Regressar ao quotidiano significa voltar a ter que reflectir sobre a crise das economias mais avançadas e o risco sistémico de colapso. 

 

Espero que tenha trazido algum capital de serenidade, adquirido nas terras altas. É que, como muitas vezes o digo, sem um mínimo de serenidade não haverá saída para esta crise.

Altos e baixos

 

 

Copyright V. Ângelo

 

Foi um fim de dia mais sereno, na cena internacional. Pelo menos ao nível dos mercados financeiros. Os Sírios, os Líbios, os Afegãos, e o povo da Somália já não poderão dizer o mesmo.

 

Incompetentes e vem aí um novo tsunami

Os sintomas de uma crise económica internacional profunda voltaram, hoje, à tona de água.

 

Os investidores estão inquietos, de ambos os lados do Atlântico, e no Extremo Oriente.

 

Com o agravamento da situação na Itália e em Espanha, a União Europeia entrou num novo patamar de confusão, num processo muito sério, que pode levar à sua implosão. A incerteza é, esta noite, bem maior do que era há dois dias, quando Berlusconi fez uma declaração sem alma nem convicção ao parlamento italiano. O homem sabia do que falava. Por isso, não se arrebatou.

 

Entretanto, a maneira como as coisas vão evoluindo em Portugal também nos deixa boquiabertos.

 

A Assembleia da República começa a mostrar que muitas das novas caras não têm um mínimo de competência e de representatividade que justifique o estarem lá. Os gabinetes ministeriais estão a ir pela mesma linha e a recrutar infantes sem currículo. O Conselho de Estado, pelo seu lado, adquiriu mais uns patuscos, conhecidos pelas ideias retrógradas que defendem, pela manha que os anima e pelos desastres públicos a que estão associados.

 

Com equipas dirigentes assim, nem a umas ondas de marés vivas se consegue responder. Ora, o que aí vem, ao nível internacional, parece ser um tsunami.

Estamos todos poluídos

Os aguaceiros dos últimos dias vieram confirmar que existe um capacete de poluição que paira sobre a área da grande Lisboa. Com as chuvas, as partículas vieram abaixo. Veja-se em que estado deixaram as viaturas estacionadas na via pública.

 

O Sol voltou, o horizonte ficou limpo, cheio de cores, e a visibilidade das coisas à distância abre-nos, de novo, as vistas.

 

Vamos ver quantos dias vai durar este ar puro. 

 

Por que será que ninguém fala da poluição atmosférica que envenena o ar da capital? 

 

 

Erros, pouco movimento e a fuga para fora

Tentei proceder a um pagamento com o cartão multibanco, num restaurante. Por duas vezes, o sistema disse-me que havia erro. À terceira, resolvi pagar em dinheiro contado.

 

Decidi, depois, passar pelo meu banco.

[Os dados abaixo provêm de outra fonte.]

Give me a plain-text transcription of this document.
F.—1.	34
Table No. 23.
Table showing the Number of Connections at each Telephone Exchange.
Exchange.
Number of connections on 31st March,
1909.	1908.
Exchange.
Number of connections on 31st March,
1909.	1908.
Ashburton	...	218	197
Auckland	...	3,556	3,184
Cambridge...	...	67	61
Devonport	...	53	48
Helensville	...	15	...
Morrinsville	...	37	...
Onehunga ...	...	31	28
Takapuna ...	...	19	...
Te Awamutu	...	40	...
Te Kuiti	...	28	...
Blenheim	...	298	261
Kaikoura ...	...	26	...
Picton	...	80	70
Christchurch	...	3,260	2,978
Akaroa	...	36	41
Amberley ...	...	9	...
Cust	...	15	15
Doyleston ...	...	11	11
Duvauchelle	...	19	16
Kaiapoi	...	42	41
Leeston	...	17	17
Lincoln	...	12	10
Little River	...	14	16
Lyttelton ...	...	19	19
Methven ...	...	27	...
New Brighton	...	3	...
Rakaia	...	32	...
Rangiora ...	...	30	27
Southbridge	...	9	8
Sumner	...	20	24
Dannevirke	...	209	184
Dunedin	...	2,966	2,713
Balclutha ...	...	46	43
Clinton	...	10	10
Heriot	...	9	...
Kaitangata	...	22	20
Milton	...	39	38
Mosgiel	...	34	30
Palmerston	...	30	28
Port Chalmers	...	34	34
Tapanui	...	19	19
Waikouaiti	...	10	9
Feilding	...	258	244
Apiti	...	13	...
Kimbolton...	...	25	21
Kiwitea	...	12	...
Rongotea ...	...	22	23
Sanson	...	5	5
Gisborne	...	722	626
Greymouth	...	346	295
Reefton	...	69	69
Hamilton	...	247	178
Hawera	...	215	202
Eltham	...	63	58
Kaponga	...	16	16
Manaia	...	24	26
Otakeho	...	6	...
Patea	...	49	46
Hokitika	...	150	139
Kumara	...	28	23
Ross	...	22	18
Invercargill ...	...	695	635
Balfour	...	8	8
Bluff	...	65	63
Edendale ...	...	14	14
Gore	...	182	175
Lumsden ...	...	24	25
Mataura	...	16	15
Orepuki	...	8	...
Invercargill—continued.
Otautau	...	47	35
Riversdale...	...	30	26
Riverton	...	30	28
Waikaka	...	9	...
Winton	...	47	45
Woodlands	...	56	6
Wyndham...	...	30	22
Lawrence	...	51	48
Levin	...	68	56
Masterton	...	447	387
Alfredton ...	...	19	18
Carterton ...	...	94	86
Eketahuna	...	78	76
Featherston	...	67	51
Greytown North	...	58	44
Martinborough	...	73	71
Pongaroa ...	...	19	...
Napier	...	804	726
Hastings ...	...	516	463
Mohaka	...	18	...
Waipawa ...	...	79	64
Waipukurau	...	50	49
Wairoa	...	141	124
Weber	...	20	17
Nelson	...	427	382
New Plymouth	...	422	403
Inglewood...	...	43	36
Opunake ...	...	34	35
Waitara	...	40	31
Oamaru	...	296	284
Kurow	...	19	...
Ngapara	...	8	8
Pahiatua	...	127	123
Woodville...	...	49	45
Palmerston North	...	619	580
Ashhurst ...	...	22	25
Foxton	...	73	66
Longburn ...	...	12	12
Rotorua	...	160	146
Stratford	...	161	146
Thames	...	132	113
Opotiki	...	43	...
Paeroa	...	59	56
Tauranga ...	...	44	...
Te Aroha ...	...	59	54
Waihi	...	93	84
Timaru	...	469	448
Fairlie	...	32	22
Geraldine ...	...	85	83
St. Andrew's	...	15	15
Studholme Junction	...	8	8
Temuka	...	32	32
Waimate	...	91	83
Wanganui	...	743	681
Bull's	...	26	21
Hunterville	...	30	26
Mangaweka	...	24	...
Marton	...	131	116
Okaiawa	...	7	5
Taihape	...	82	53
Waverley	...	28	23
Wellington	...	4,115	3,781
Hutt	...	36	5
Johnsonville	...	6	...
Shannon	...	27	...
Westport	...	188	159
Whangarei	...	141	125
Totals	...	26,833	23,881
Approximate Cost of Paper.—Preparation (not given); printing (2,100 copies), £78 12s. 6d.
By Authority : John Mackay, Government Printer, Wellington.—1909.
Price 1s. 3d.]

As duas operações "com anomalia" haviam, bel et bien, sido debitadas na minha conta. Ainda bem que fui controlar. Fiquei a pensar que isto deve acontecer a muita gente e uma boa percentagem nem se apercebe do problema.

 

Foi, também, interessante ver como as duas funcionárias do banco, que não estão ao balcão, mas sim sentadas à frente de secretárias, tinham tempo para atender pequenas coisas. Ou seja, fiquei, uma vez mais, com a impressão de que a minha agência, como muitas outras, pouco movimento tem, de momento, para além do balcão, das operações simples. 

 

Talvez tenha sido por isso que o Ministro da Economia disse, em sede parlamentar, à mesma hora, que se as coisas não mudam vamos todos acabar emigrados. Só espero que o cartão funcione, na altura, quando se tratar da compra do bilhete de ida.